Purple rice is a significant source of iron. Iron is a mineral that is necessary for helping to make red blood cells and transport oxygen. It also supports the transmission of nerve impulses, which control body movements. Without enough iron, anemia can result.
How does purple
rice compare to other types of rice?
There are about 200 calories per 1/3 cup of sticky purple rice. However, the calorie count may vary by brand. Brown rice has about 82 calories per 1/3 cup. Like all other forms of rice, purple rice is gluten-free.
Like brown rice, purple rice is a whole grain. Most of the fiber and nutrients are contained in the bran and germ. White rice is a refined grain, meaning the bran and germ are removed. This makes it less nutritious.
From a nutritional standpoint, brown and purple rice are both preferable to white rice. However, enriched white rice has some of the nutrients put back in that were removed during processing.
All types of rice are rich in carbohydrates. People concerned about diabetes should opt for higher fiber options, which may reduce the impact carbohydrates have on blood sugar.
Purple and brown rice have similar amounts of fiber, but should only make up a part of the daily fiber requirements. The daily fiber recommendation is between 20 and 25 grams for women and between 30 and 40 grams for men. You should also include other types of fiber in your diet.
Purple rice usually has a higher iron content than brown rice. However, it can vary between brands, so be sure to read nutrition labels.
Neither brown or white rice contain anthocyanin pigments, the substance that gives purple rice its high antioxidant content. Brown rice contains antioxidants, but it may not have the same high levels as purple rice.
Both purple and brown rice may contain trace amounts of arsenic, a toxin that is absorbed from soil.
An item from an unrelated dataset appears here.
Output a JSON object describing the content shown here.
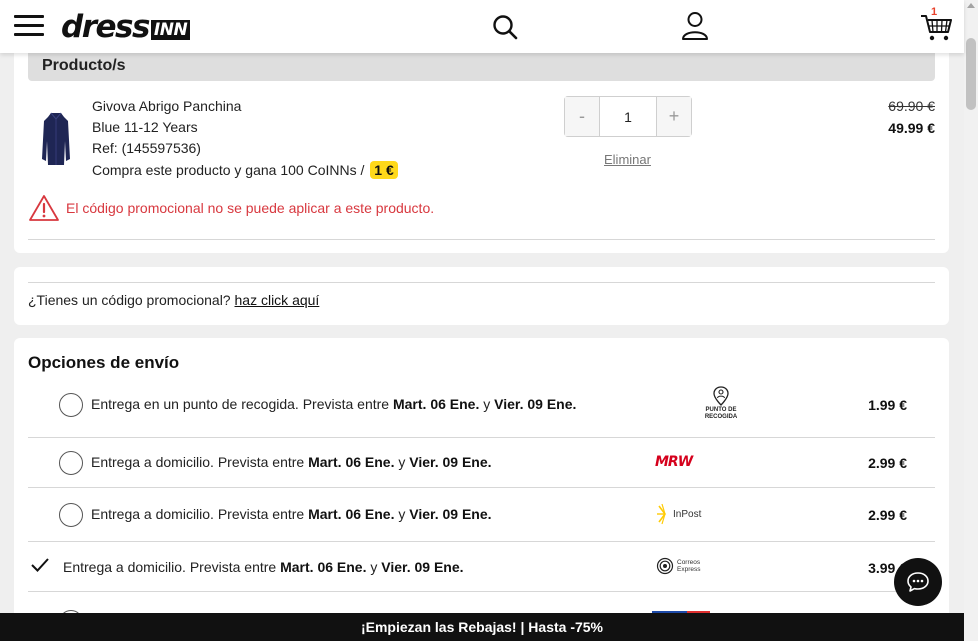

Arsenic amounts are largely determined by where rice is grown. White rice has less arsenic contamination because its outer layer is removed. If you have concerns about arsenic in your rice, rinsing it several times prior to cooking may help to remove it.
How to use it
Unless you’ve purchased prewashed rice, make sure to rinse purple rice three to four times in cool water before you use it. The water doesn’t have to be completely clear.
Bring 1 cup of rice to a gentle boil with 2 1/2 cups water. You can add 1 tablespoon of olive oil or butter, plus 1/2 teaspoon of salt, for added flavor if you choose. Purple rice can also be boiled in chicken stock, vegetable broth, or even coconut water for a sweeter taste.
Let the rice simmer in a covered pot until most of the water is absorbed, while stirring often for around 20 minutes. Remove from heat and let stand covered for an additional 5 minutes until the water is completely absorbed.
The rice will remain slightly crunchy in texture. For softer rice, cook for an additional 10 minutes with an extra 1/4 cup water over a low flame.
Purple rice can be used in any recipe that calls for rice of any kind, including stir-fries, rice balls, and stews. Delicious, healthy recipes to try include:
Persian cucumber and purple rice salad: This palate-pleasing dish is perfect for hot weather and crowds. It uses lemon, scallions, and coriander to complement the nutty taste of the rice.
Spicy miso-glazed chicken wings with purple rice and zucchini salad: This hearty dish supplies a spicy kick, thanks to its red chili glaze.